Reeves also pointed to the city center’s progress. Its successes include:
• A well-groomed and affable Block 10 (the city-owned lot bounded by Columbia and Washington streets between Eighth and Ninth streets), with more pedestrian traffic. Four years ago, Reeves said, she saw no pedestrians in the area. What’s happening now, she added, is a kind of “street dialogue” that comes with increased foot traffic.
• Renovated commercial buildings, new residential spaces, more eye-catching public art and inviting storefronts (with big, clumsy awnings removed), and murals. “It has a huge impact, visually,” Reeves said.
To build on those successes, Reeves said, downtown stakeholders may use a combination of smart property-management techniques and affordable building upgrades.

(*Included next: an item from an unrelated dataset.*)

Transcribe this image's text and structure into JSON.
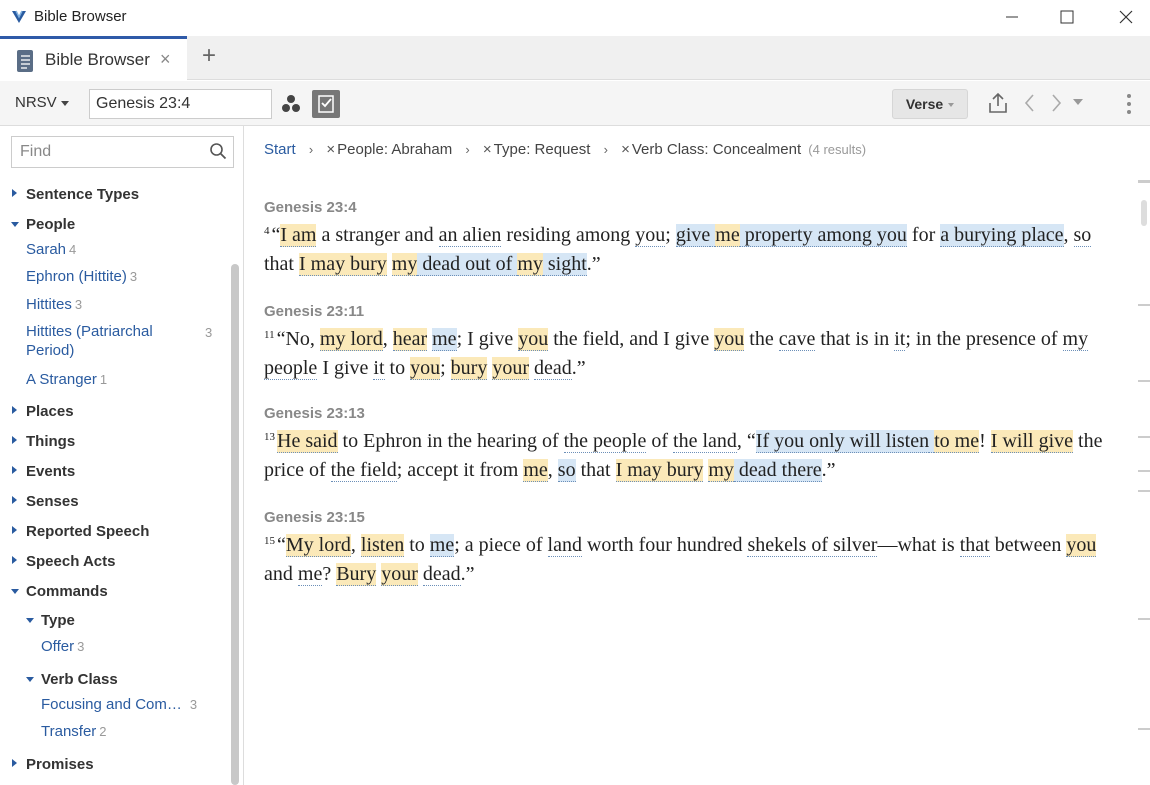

There are two ways property owners hunt for tenants, Reeves said: from a point of view of short-term cash flow or long-term value. Lawyers and accountants pay their bills, representing a source of low-risk, short-term cash flow, Reeves said. But their ground-floor offices, which tend to face inward, don’t encourage sidewalk activity.
By contrast, she said, tenants such as coffee shops, bakeries, brewpubs, retailers, eyeglass shops and fabric stores represent long-term investment value. That’s because they create destinations for people, promote a lively public realm and help build a business district’s identity.
You don’t want an eight-hour district, Reeves said, “you want an 18-hour district.” But upgrading buildings is just as important as landing tenants of long-term value, she said, and it doesn’t have to be hugely expensive. The goal is to breathe new life into interior and exterior spaces with color, thoughtful architectural details, windows and lighting.
Snapping a building to attention with new color is one of the cheapest and easiest ways to “change people’s perception of downtown,” Reeves said.
Over time, she said, central business districts experience three stages of growth: emerging, transition and mature. When you’re at the mature stage, she said, you have density, strong foot traffic, a sophisticated retail scene and national tenants looking to move in.
At that point, people come to downtown because it’s a destination, not because its home to, say, an individual restaurant. “That’s how you know you’ve started to make it,” Reeves said.